8. Got horror nominated for major Oscars
No horror fan can pretend–with a straight face, anyhow–that the Academy is some reliable marker of quality in Hollywood. It’s a better indicator of pretension and cronyism, and in the dead of every winter, earns the title of smarmiest, snobbiest night in television.
But all that said, plenty of people do still care about the Oscars. So when a relatively low-budget horror movie based on the book of a debut author earns nods for Best Actress and Best Supporting Actress, it means something. And yes, in the annals of horror, 1973’s The Exorcist received more nominations–ten versus Carrie’s two–but that film benefited from a far larger budget and several actors who were already established in Hollywood. Plus, the supporting cast didn’t feature as much as a cameo from John Travolta, the ultimate handicap for any movie.
On Oscar night, Carrie didn’t take home any statuettes, but the esteem directed at Sissy Spacek’s Carrie White and Piper Laurie’s Margaret White somehow seems more incredible in retrospect. Short of Black Swan, which I bet some readers don’t even consider genre, horror has been notably absent outside of Makeup and Effects nominations for the better part of two decades. Still, as Carrie proved, sometimes horror is so good, even a begrudging Academy has no choice but to acknowledge it.
9. Showed us (more than once) that remakes are no good
Try to remember back before the recent onslaught of remakes. I know, I know. It’s hard to do since we’ve been forced to endure a full decade of endless regurgitated horror. But in 2002, just before remakes became the norm, Carrie turned into an early casualty, and the book has now been retooled twice since the 1976 classic. And don’t even get me started on that self-serious musical from the late eighties. Or that sequel that I always (try to) forget about. Two remakes are more than enough.
With a tacked-on happy ending that destroys the spirit of the novel, the made-for-TV disaster collapsed into a thorough mess, at best contrived and at worst outright blasphemous. Granted, the perpetually underrated Angela Bettis does manage to salvage the 2002 version from being a total loss. Unfortunately, last year’s curiously sanitized version could not claim the same.
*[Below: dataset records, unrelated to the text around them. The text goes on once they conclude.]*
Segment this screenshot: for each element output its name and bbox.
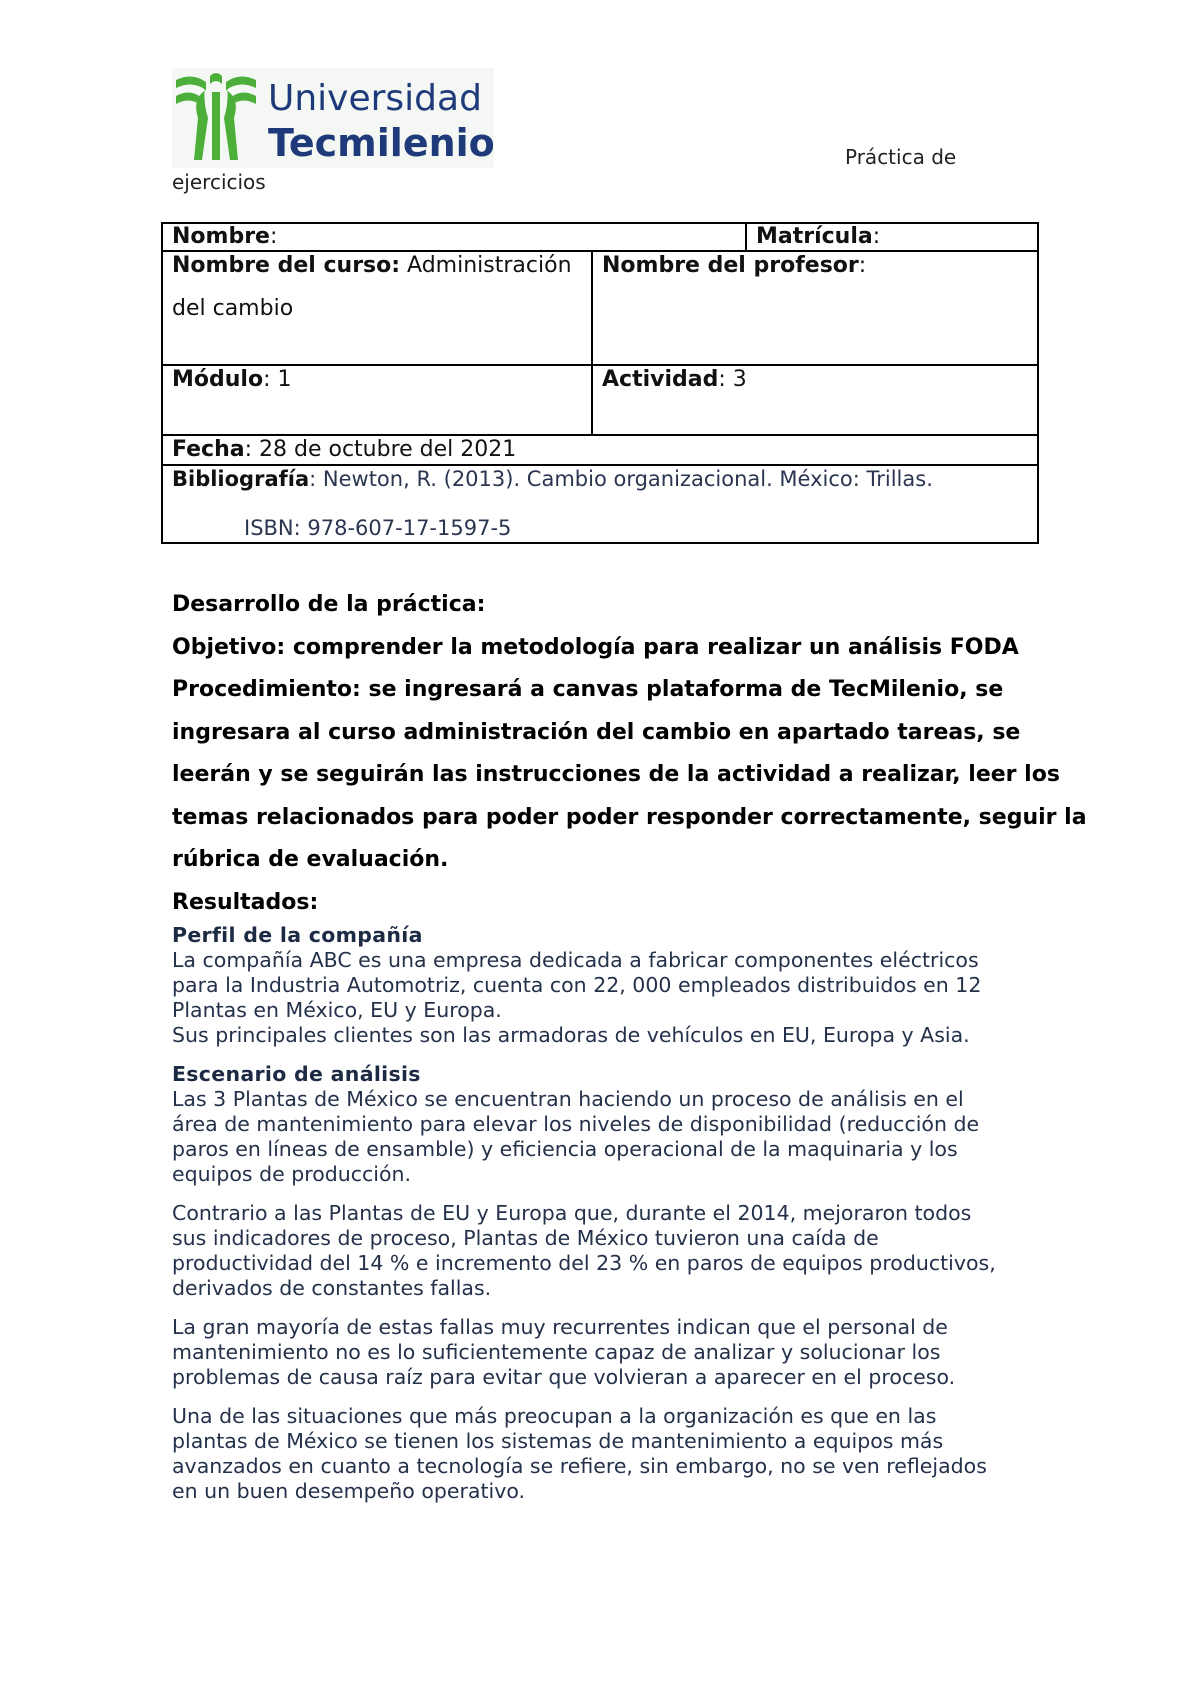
perfil-heading: Perfil de la compañía [172,923,423,947]
svg-text:Tecmilenio: Tecmilenio [268,121,494,165]
actividad-value: : 3 [718,367,747,392]
logo-mark-icon [172,68,494,168]
nombre-field [172,224,277,249]
modulo-label: Módulo [172,367,264,392]
escenario-line: área de mantenimiento para elevar los niveles de disponibilidad (reducción de [172,1112,980,1136]
bibliografia-field [172,467,933,491]
escenario-line: Contrario a las Plantas de EU y Europa que, durante el 2014, mejoraron todos [172,1201,972,1225]
escenario-line: plantas de México se tienen los sistemas de mantenimiento a equipos más [172,1429,944,1453]
curso-label: Nombre del curso: [172,253,401,278]
profesor-field [602,253,866,278]
perfil-line: para la Industria Automotriz, cuenta con 22, 000 empleados distribuidos en 12 [172,973,982,997]
matricula-field [756,224,880,249]
practica-line: leerán y se seguirán las instrucciones de la actividad a realizar, leer los [172,762,1060,787]
svg-text:Universidad: Universidad [268,78,482,119]
tecmilenio-logo [172,68,494,168]
curso-value: Administración [400,253,572,278]
profesor-value: : [858,253,867,278]
fecha-value: : 28 de octubre del 2021 [244,437,517,462]
escenario-line: problemas de causa raíz para evitar que volvieran a aparecer en el proceso. [172,1365,956,1389]
escenario-paragraph-3 [172,1315,1052,1390]
modulo-value: : 1 [263,367,292,392]
escenario-line: La gran mayoría de estas fallas muy recurrentes indican que el personal de [172,1315,948,1339]
curso-value-continued: del cambio [172,296,294,321]
escenario-line: en un buen desempeño operativo. [172,1479,526,1503]
practica-line: rúbrica de evaluación. [172,847,449,872]
perfil-line: La compañía ABC es una empresa dedicada a fabricar componentes eléctricos [172,948,979,972]
profesor-label: Nombre del profesor [602,253,859,278]
escenario-line: Una de las situaciones que más preocupan a la organización es que en las [172,1404,937,1428]
actividad-label: Actividad [602,367,719,392]
perfil-line: Sus principales clientes son las armadoras de vehículos en EU, Europa y Asia. [172,1023,970,1047]
escenario-line: productividad del 14 % e incremento del 23 % en paros de equipos productivos, [172,1251,996,1275]
escenario-paragraph-4 [172,1404,1052,1504]
escenario-line: equipos de producción. [172,1162,412,1186]
document-type-label-continued: ejercicios [172,170,266,194]
matricula-label: Matrícula [756,224,873,249]
practica-line: ingresara al curso administración del cambio en apartado tareas, se [172,719,1021,745]
document-type-label: Práctica de [845,145,957,169]
practica-line: temas relacionados para poder poder responder correctamente, seguir la [172,804,1087,830]
actividad-field [602,367,747,392]
curso-field [172,253,572,278]
escenario-line: avanzados en cuanto a tecnología se refiere, sin embargo, no se ven reflejados [172,1454,987,1478]
isbn: ISBN: 978-607-17-1597-5 [244,516,512,540]
modulo-field [172,367,291,392]
practica-description [172,584,1087,924]
practica-line: Resultados: [172,889,319,915]
escenario-line: Las 3 Plantas de México se encuentran haciendo un proceso de análisis en el [172,1087,964,1111]
practica-line: Procedimiento: se ingresará a canvas plataforma de TecMilenio, se [172,677,1004,702]
nombre-label: Nombre [172,224,270,249]
nombre-value: : [269,224,278,249]
fecha-label: Fecha [172,437,245,462]
practica-line: Objetivo: comprender la metodología para realizar un análisis FODA [172,634,1019,660]
escenario-line: mantenimiento no es lo suficientemente capaz de analizar y solucionar los [172,1340,941,1364]
matricula-value: : [872,224,881,249]
bibliografia-label: Bibliografía [172,467,310,491]
escenario-paragraph-2 [172,1201,1052,1301]
escenario-line: derivados de constantes fallas. [172,1276,492,1300]
fecha-field [172,437,516,462]
practica-line: Desarrollo de la práctica: [172,592,486,617]
escenario-line: sus indicadores de proceso, Plantas de México tuvieron una caída de [172,1226,879,1250]
escenario-section [172,1062,1052,1187]
bibliografia-value: : Newton, R. (2013). Cambio organizacional. México: Trillas. [309,467,933,491]
escenario-line: paros en líneas de ensamble) y eficiencia operacional de la maquinaria y los [172,1137,958,1161]
escenario-heading: Escenario de análisis [172,1062,421,1086]
perfil-line: Plantas en México, EU y Europa. [172,998,502,1022]
perfil-section [172,923,1052,1048]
Although it initially jockeyed to craft a closer adaptation of the source material, Kimberly Peirce’s finished product felt like everything that makes nouveau horror so bad: lacking in gore and more importantly, lacking in soul. And as much as I love Chloë Moretz, no actress whose part-time job includes the title “Aeropostale model” should ever play Carrie. Period. (Oh come on, this article required at least one menstrual joke.)
10. Reminds us why we’re so happy high school’s over
Anytime someone reminisces about high school being the best time of a person’s life, I want to pat them on the shoulder and offer condolences. There’s nothing wrong with a little nostalgia, just as long as you don’t lose sight of reality. And watch one scene or read one chapter of Carrie, and you’ll receive a stark reminder as to why being a teenager sucks. Questionable fashion choices? Check. Irredeemably mean student body? Check. Constant humiliation through both internal self-torture and external bullying? Every awful part of pre-adult life is on tap here, and it’s displayed in a true kaleidoscope of misery.
So the next time somebody you know waxes philosophically about the wonders of youth, stream the 1976 version of Carrie for immediate required viewing. Or hand over your Kindle download of the book. Either way, you’ll be offering the greatest gift of all: restoration of reality via horror.
So Happy Birthday, Carrie White. You might not have made it out of high school, but you sure helped us through it.